L’Ehpad Jean-Martin entré en service en 2007

 

Homélie

Pierre arrive chez Corneille, un centurion de l’armée romaine.

Imaginons déjà le pas énorme fait par les apôtres : rencontrer les Romains, les occupants.

Mais l’Esprit Saint va les amener à faire un pas de plus : baptiser un païen ; ce qui sera prophétique pour la suite de toute la communauté des disciples de Jésus.

Il faut bien se rendre compte que le peuple juif est le peuple élu de Dieu. Et donc que les apôtres pensaient d’abord à la conversion au Christ de leur peuple, le peuple juif. Pierre marque son ouverture quand il dit : « En vérité, je le comprends, Dieu est impartial : il accueille, quelle que soit la nation, celui qui le craint et dont les œuvres sont justes. » À l’instant même de ces paroles d’ouverture, l’Esprit Saint descend sur tous ceux qui écoutaient la Parole. Les apôtres vont découvrir petit à petit, aussi grâce à saint Paul, que le salut est pour toutes les nations. C’est ce qu’en théologie on appelle l’universalisation du salut.

Ils vont ensuite approfondir ce qu’est la mission du peuple élu après cette universalisation. Saint Paul précise qu’il reste le peuple élu, car Dieu ne revient pas sur ses promesses, mais il a à découvrir qu’il est un peuple sacerdotal, c’est-à-dire au service du salut du monde entier.
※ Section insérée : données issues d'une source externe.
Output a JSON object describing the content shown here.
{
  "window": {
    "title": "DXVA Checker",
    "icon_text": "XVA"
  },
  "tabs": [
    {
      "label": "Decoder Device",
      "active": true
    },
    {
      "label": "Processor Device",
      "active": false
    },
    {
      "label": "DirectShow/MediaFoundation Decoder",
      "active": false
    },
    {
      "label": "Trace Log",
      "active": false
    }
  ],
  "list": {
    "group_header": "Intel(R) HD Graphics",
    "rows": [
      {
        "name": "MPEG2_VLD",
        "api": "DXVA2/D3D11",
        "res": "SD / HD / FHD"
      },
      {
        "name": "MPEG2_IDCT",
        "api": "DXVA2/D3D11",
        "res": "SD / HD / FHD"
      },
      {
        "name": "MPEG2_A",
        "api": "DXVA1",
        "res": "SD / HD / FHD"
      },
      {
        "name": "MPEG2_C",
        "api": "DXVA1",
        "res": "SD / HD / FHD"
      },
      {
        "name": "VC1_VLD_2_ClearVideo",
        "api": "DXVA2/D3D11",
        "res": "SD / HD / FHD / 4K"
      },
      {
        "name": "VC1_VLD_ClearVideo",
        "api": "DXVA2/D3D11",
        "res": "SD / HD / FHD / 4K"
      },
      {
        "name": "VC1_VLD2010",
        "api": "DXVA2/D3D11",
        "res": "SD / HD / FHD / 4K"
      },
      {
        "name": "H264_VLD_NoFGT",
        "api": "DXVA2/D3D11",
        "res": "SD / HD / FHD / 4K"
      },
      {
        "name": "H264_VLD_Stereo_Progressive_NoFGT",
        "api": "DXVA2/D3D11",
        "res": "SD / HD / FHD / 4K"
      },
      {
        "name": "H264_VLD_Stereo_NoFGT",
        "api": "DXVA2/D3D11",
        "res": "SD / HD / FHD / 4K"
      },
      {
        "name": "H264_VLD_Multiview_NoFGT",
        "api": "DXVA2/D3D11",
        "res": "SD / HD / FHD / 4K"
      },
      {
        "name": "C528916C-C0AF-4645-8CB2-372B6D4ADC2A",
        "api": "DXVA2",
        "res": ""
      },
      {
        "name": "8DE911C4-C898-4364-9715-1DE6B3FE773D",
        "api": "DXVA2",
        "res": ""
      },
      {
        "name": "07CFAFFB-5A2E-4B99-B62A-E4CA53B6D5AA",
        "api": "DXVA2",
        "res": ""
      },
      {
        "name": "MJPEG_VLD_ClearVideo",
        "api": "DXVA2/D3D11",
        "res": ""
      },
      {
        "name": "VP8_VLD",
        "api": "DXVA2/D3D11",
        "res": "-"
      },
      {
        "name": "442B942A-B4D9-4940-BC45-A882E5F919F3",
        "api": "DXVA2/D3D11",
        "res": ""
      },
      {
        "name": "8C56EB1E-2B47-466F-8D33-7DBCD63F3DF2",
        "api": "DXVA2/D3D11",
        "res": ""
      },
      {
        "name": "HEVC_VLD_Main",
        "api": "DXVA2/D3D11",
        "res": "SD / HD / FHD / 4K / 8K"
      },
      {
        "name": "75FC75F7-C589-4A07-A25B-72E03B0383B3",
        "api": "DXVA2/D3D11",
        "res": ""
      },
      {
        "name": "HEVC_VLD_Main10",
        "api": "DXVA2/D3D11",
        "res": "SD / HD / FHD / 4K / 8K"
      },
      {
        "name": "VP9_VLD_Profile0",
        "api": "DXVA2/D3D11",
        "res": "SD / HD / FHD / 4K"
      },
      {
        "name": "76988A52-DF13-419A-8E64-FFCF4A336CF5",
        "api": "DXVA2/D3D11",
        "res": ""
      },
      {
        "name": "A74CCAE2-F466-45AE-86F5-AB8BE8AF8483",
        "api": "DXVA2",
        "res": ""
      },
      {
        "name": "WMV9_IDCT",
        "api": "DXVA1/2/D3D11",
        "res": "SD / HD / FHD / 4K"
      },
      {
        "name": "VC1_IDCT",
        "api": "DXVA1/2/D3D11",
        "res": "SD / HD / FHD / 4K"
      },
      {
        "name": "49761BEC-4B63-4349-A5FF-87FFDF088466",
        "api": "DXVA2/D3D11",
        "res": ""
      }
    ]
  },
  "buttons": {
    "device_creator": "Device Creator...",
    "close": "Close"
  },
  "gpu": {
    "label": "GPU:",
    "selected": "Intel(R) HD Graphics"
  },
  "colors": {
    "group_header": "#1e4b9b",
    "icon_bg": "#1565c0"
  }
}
Alors vous comprenez le grand respect que les chrétiens doivent avoir pour les juifs, nos frères aînés dans la foi, comme a dit saint Jean-Paul II.
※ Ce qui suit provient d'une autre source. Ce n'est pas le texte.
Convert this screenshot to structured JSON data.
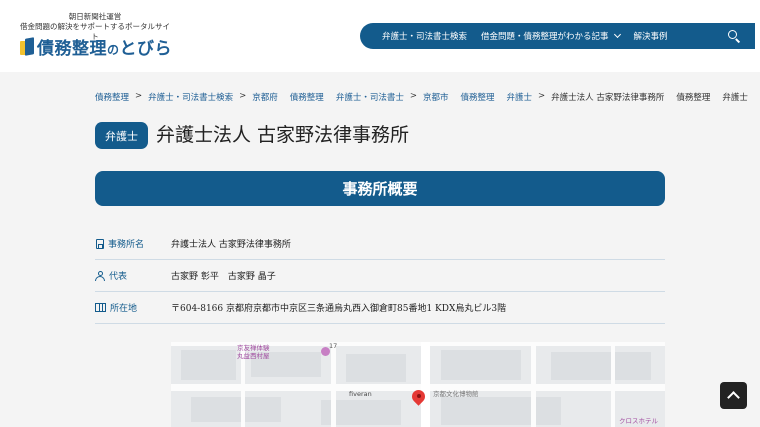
{
  "header": {
    "tagline_line1": "朝日新聞社運営",
    "tagline_line2": "借金問題の解決をサポートするポータルサイト",
    "logo_text_a": "債務整理",
    "logo_text_b": "の",
    "logo_text_c": "とびら",
    "nav": [
      {
        "label": "弁護士・司法書士検索"
      },
      {
        "label": "借金問題・債務整理がわかる記事"
      },
      {
        "label": "解決事例"
      }
    ]
  },
  "breadcrumb": [
    "債務整理",
    "弁護士・司法書士検索",
    "京都府",
    "債務整理",
    "弁護士・司法書士",
    "京都市",
    "債務整理",
    "弁護士",
    "弁護士法人 古家野法律事務所",
    "債務整理",
    "弁護士"
  ],
  "office": {
    "badge": "弁護士",
    "title": "弁護士法人 古家野法律事務所"
  },
  "section_title": "事務所概要",
  "info": [
    {
      "label": "事務所名",
      "value": "弁護士法人 古家野法律事務所",
      "icon": "building-icon"
    },
    {
      "label": "代表",
      "value": "古家野 彰平　古家野 晶子",
      "icon": "person-icon"
    },
    {
      "label": "所在地",
      "value": "〒604-8166 京都府京都市中京区三条通烏丸西入御倉町85番地1 KDX烏丸ビル3階",
      "icon": "map-icon"
    }
  ],
  "map": {
    "labels": {
      "a": "京友禅体験",
      "b": "丸益西村屋",
      "c": "fiveran",
      "d": "京都文化博物館",
      "e": "クロスホテル",
      "route": "17"
    }
  }
}
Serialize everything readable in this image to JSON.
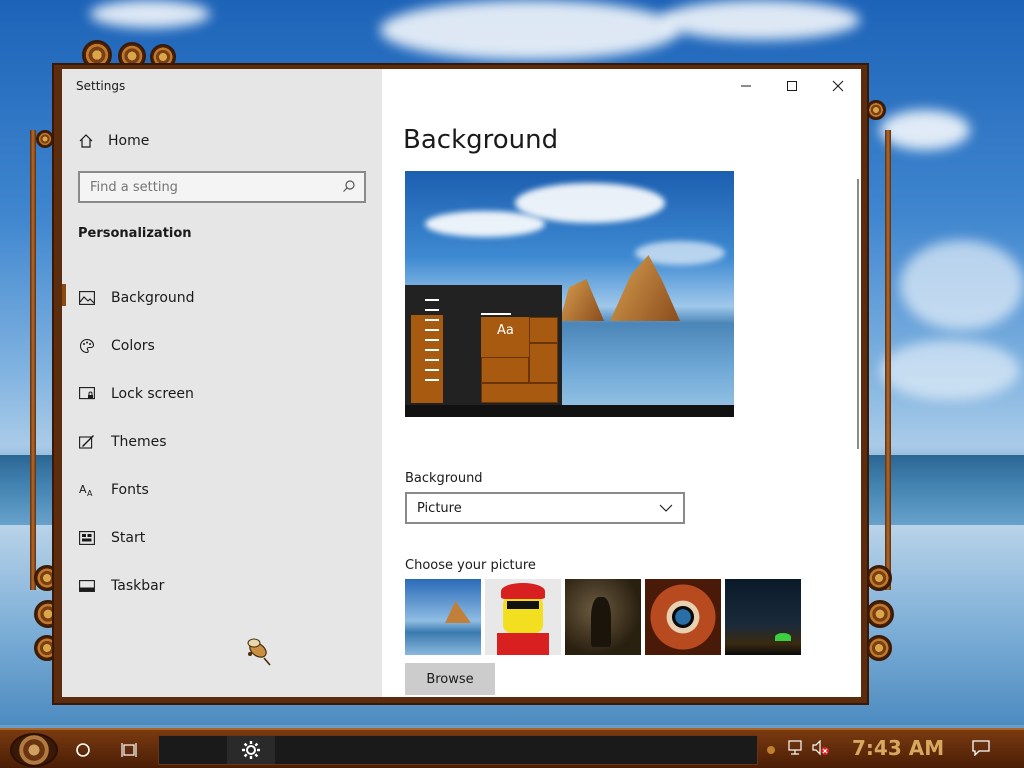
{
  "window": {
    "app_title": "Settings"
  },
  "sidebar": {
    "home_label": "Home",
    "search_placeholder": "Find a setting",
    "section_title": "Personalization",
    "items": [
      {
        "label": "Background",
        "icon": "picture-icon",
        "active": true
      },
      {
        "label": "Colors",
        "icon": "palette-icon",
        "active": false
      },
      {
        "label": "Lock screen",
        "icon": "lock-screen-icon",
        "active": false
      },
      {
        "label": "Themes",
        "icon": "themes-icon",
        "active": false
      },
      {
        "label": "Fonts",
        "icon": "fonts-icon",
        "active": false
      },
      {
        "label": "Start",
        "icon": "start-icon",
        "active": false
      },
      {
        "label": "Taskbar",
        "icon": "taskbar-icon",
        "active": false
      }
    ]
  },
  "content": {
    "page_title": "Background",
    "preview_sample_text": "Aa",
    "background_label": "Background",
    "background_selected": "Picture",
    "choose_label": "Choose your picture",
    "browse_label": "Browse"
  },
  "taskbar": {
    "clock": "7:43 AM"
  },
  "colors": {
    "accent": "#a85a10",
    "sidebar_bg": "#e6e6e6",
    "frame": "#5c2c0e"
  }
}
Enfin, les apôtres découvrent que l’Esprit Saint les précède, et qu’ainsi le don de l’Esprit précède le baptême et le prépare. C’est ce que nous expérimentons avec les adultes qui demandent le baptême.

Nous sommes aujourd’hui dans l’action de grâce pour la fondation de la Congrégation de la Providence de Gap il y a 180 ans. Longtemps auparavant, en 1762, le bienheureux Jean-Martin Moyë avait envoyé quatre jeunes femmes dans les hameaux pauvres de Lorraine pour l’instruction des jeunes filles pauvres. En 1823 des sœurs arrivent dans les Hautes Alpes et c’est en 1838 que sœur Élisabeth Marrou en deviendra la première supérieure générale. 1838 + 180 = 2018.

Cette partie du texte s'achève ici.